Chickenpox and hand, foot and mouth ailment, both triggered by a viral infection, share some common traits and trigger the diagnostic disorder. But so many traits of the two ailments are remarkably different. The significant difference between chicken pox and hand foot and mouth ailment is the herpes virus triggers that chicken pox, whereas the picorna virus triggers hand, foot and mouth ailment. This writing highlights the disparity between chicken pox and hand, foot and mouth ailments with concern to the organism accountability, clinical image, intricacies, diagnosis, and treatment.
What is Chickenpox?
Chickenpox is triggered by varicella zoster which is a constituent of the herpes virus family and is accountable for this ailment. It is a DNA virus and possesses the capability to trigger latent infections. The ailment transmission is through respiratory droplets and immediate contact with the lesions. It is extremely contagious and harsher in adults, pregnant females, and immune-compromised individuals. The immunity accompanying this ailment is lifelong. Vesicular eruption starts following a gestation time of 14-21 days, usually on a mucosal exterior first and then quick dissemination in a centripetal diffusion primarily having to do with the trunk. The rash advances from small pink macules to vesicles and pustules within one day and then crust. However, the lesions show up to be in various phases of growth. The pocks become more external, and the blisters fall on puncture.

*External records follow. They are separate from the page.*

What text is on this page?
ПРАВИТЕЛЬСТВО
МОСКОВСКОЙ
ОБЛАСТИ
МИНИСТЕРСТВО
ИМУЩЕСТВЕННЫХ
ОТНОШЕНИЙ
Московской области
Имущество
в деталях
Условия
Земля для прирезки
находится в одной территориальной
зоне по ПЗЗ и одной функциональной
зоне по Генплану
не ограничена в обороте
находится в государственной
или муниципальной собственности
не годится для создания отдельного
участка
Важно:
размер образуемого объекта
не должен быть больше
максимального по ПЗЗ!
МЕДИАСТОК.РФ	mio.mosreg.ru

Also, the lesions are scratchy, and itching can result in secondary bacterial infection, the most familiar intricacies. Infrequent intricacies have to do with self-restricting cerebella ataxia, Reye’s syndrome, encephalitis, and varicella pneumonia, mostly in kids on aspirin. Medical professionals make the clinical diagnosis by the classic formation of the rash. Additionally, aspiration of the vesicular sap and PCR or tissue culture confirms the diagnosis. Acyclovir helps treat ailments, mainly if started within two days of the rash. However, live attenuated VZV is provided for highly susceptible communication.
What are Hand, Foot and Mouth?
Hand, foot and mouth ailments are systemic infections triggered by coxsackievirus A16, a constituent of the picornaviridae family. The ailment is relatively contagious. The ailment is transmitted through direct contact with an infected individual’s faeces, mucus, or saliva. It often influences kids and hardly adults. Mild fever and lymphadenopathy sickness occur after an incubation time of 10 days. After three days, a vesicular rash appears on the palmoplantar exteriors of the hand and feet with connected mouth lesions that ulcerate quickly. A papular erythematous rash may also appear on the buttocks and thighs.

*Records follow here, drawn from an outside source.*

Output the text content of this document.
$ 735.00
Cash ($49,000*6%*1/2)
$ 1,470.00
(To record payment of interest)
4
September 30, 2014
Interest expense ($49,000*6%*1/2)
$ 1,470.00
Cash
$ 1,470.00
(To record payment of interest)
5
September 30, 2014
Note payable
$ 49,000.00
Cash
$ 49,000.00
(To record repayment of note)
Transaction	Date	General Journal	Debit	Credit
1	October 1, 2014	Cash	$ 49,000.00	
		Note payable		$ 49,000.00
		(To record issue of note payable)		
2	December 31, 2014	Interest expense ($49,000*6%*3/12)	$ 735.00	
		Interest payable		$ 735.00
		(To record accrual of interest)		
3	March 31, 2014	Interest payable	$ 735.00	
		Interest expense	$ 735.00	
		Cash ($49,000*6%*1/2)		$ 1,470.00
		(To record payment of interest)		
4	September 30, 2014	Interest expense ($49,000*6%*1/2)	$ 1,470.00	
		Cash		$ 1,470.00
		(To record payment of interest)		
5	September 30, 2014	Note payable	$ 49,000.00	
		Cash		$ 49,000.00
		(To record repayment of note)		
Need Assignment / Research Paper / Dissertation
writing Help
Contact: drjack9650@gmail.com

wSeparating the virus or observing an increase in the titer of neutralizing antibodies assists in creating the diagnosis. The ailment is self-restricting and often settles within two weeks after it starts. In situations where the lesions are unbearable, analgesics can be administered. However, passive immunization is not suggested. The intricacies of the ailments are very infrequent and have to do with mild viral meningitis, paralysis, and as well encephalitis.
Difference Between Chickenpox and Hand, Foot & Mouth
- A herpes virus triggers Chickenpox, while a picorna virus triggers hand, foot and mouth ailments.
- The gestational period for chicken pox includes 14-21 days, while the gestational period for hand, foot and mouth includes ten days.
- In chicken pox, the lesions appear in the trunk, while in the hand, foot, and mouth, the lesions appear on the palmoplantar exteriors of the hand, feet, and connected mouth lesions.
- The treatment for chicken pox is often with acyclovir, while hand, foot and mouth are self-restricting.
- A useful vaccine is obtainable for chicken pox, while there is no vaccine for hand, foot and mouth.
- Chickenpox is highly contagious, while hand, foot and mouth are relatively contagious.